Whitmer has refused to enact state-level mask requirements during the new school year, leaving it to local health and school officials to make those decisions and take the resulting heat from parents opposed to school mask mandates.

Just hours before the Khaldun announcement, Hess’s association, which represents the state’s 45 local health departments, asked the Michigan Department of Health and Human Services to impose a statewide mask mandate “for K-12  educational institutions, at very least until this COVID-19 wave has passed.”

The lack of a statewide policy “transcends the public health crisis,” Hess wrote in the letter, which was addressed to Whitmer appointee Elizabeth Hertel, director of MDHHS.

“Leaving COVID-19 control response to  local officials has put many of them in professional and personal danger. Angry protest  mobs in local communities around the state are bullying local officials and preventing them from implementing local mitigation measures,” he wrote.

“You shared with us your belief that local residents would more readily accept a local mandate. We confidently report this has not worked as planned,” Hess wrote.

Vail in Ingham County said Khaldun told other health officers during a conference call that her small children had been identified as well as the schools they attended — something that has happened to other health officers, too, Vail said.

“I’ve thought about it many times over the past months,” Vail said. “If I had small children, I don’t know how I’d do this job and be a proper mother. It’s all-consuming, and the angst, threats and bullying can tie you up in depression and anxiety even as you’re doing this job that has become all-consuming.”

Vail said she and Khaldun hadn’t discussed the reasons for Khaldun’s departure other than to take another role. “I can’t speak to what was going through her mind,” she said. “‘I’m speaking more in general.”

A specialist in internal medicine and infectious disease, Bagdasarian leads Michigan’s COVID-19 testing strategy as a senior public health physician at the Michigan Department of Health and Human Services, though she is on sabbatical working on COVID-19 planning at the World Health Organization, according to the state release.

“We are thrilled that an infectious diseases expert with her global experience will be able to step into the chief medical executive role quickly and seamlessly,” the MDHHS director said. 

The state disclosed few details about Khaldun’s new job, noting only that it will be outside the state government.
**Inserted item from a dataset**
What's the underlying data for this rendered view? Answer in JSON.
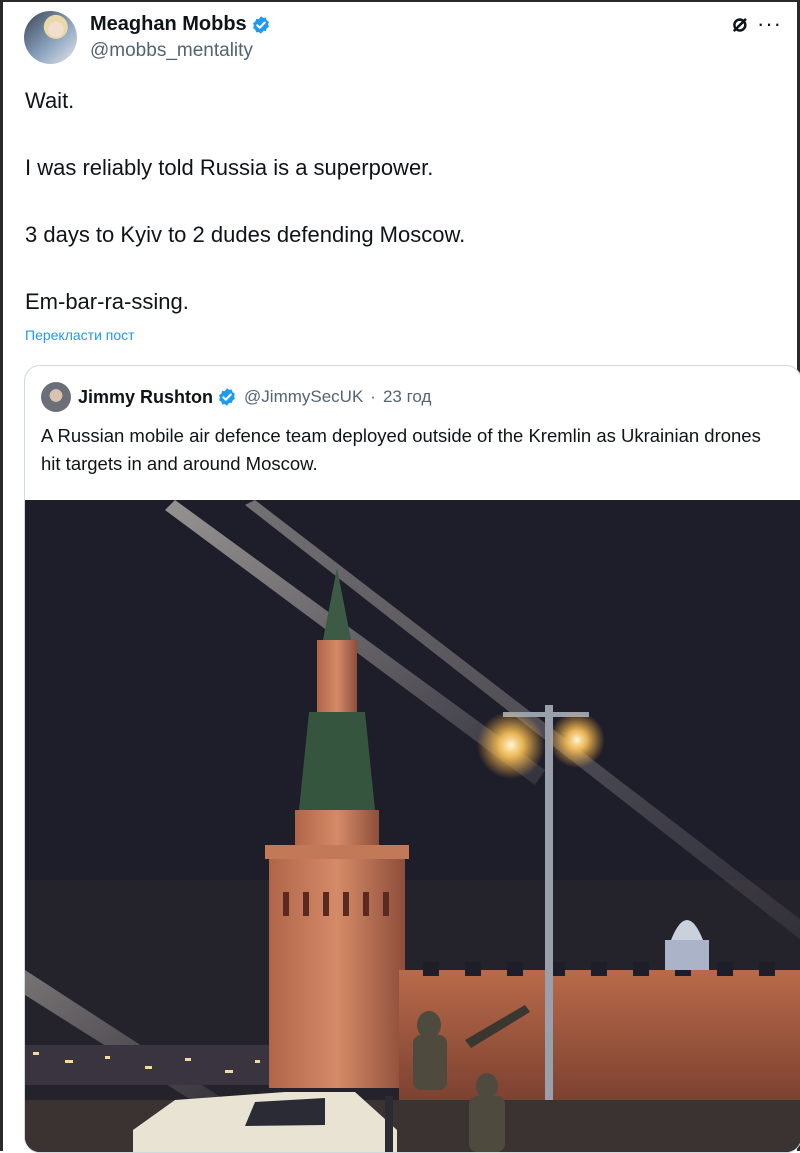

Khaldun called the job change “bittersweet,” but said in a statement that she’s excited “to continue doing my life’s work of advancing bold programs and policies that promote the health of all communities.”

Michigan will conduct a nationwide search for a permanent replacement.

A graduate of Wayne State University’s medical school with a master’s degree from the University of Michigan School of Public Health, Bagdasarian said she’s “honored” to accept the role.

“I know we have a committed, resolute, and untiring team that cares deeply about public health and moving past this current crisis,” she said. “I look forward to collaborating with MDHHS and the Governor’s office and other state departments to address this challenge and any others that may present in the future.”

Khaldun came to the state after leading the Detroit Health Department as director and health officer. News of her departure was met with regret within the local public health community, said Hess, of the Michigan Association of Local Public Health.

“I was just sending her a note to thank her for everything that she’s done,” Hess told Bridge.

Hess called Khaldun a “steady, consistent voice of reason” during a pandemic that has fueled political divides over masks, vaccines, and how best to treat a virus that has killed more than 20,800 Michiganders.

In a statement to Bridge Michigan Friday afternoon, Sen. Curt VanderWall, R-Ludington, wished Khaldun well. VanderWall chairs the Senate Health Policy and Human Services Committee, and has at times butted heads with the Whitmer administration over pandemic policies.

“Dr. Khaldun had a difficult role to play during the COVID-19 pandemic,” VanderWall said. “Although I didn’t always agree with her options and strategies, I have respected her credentials and genuine concern for those she serves through her profession.”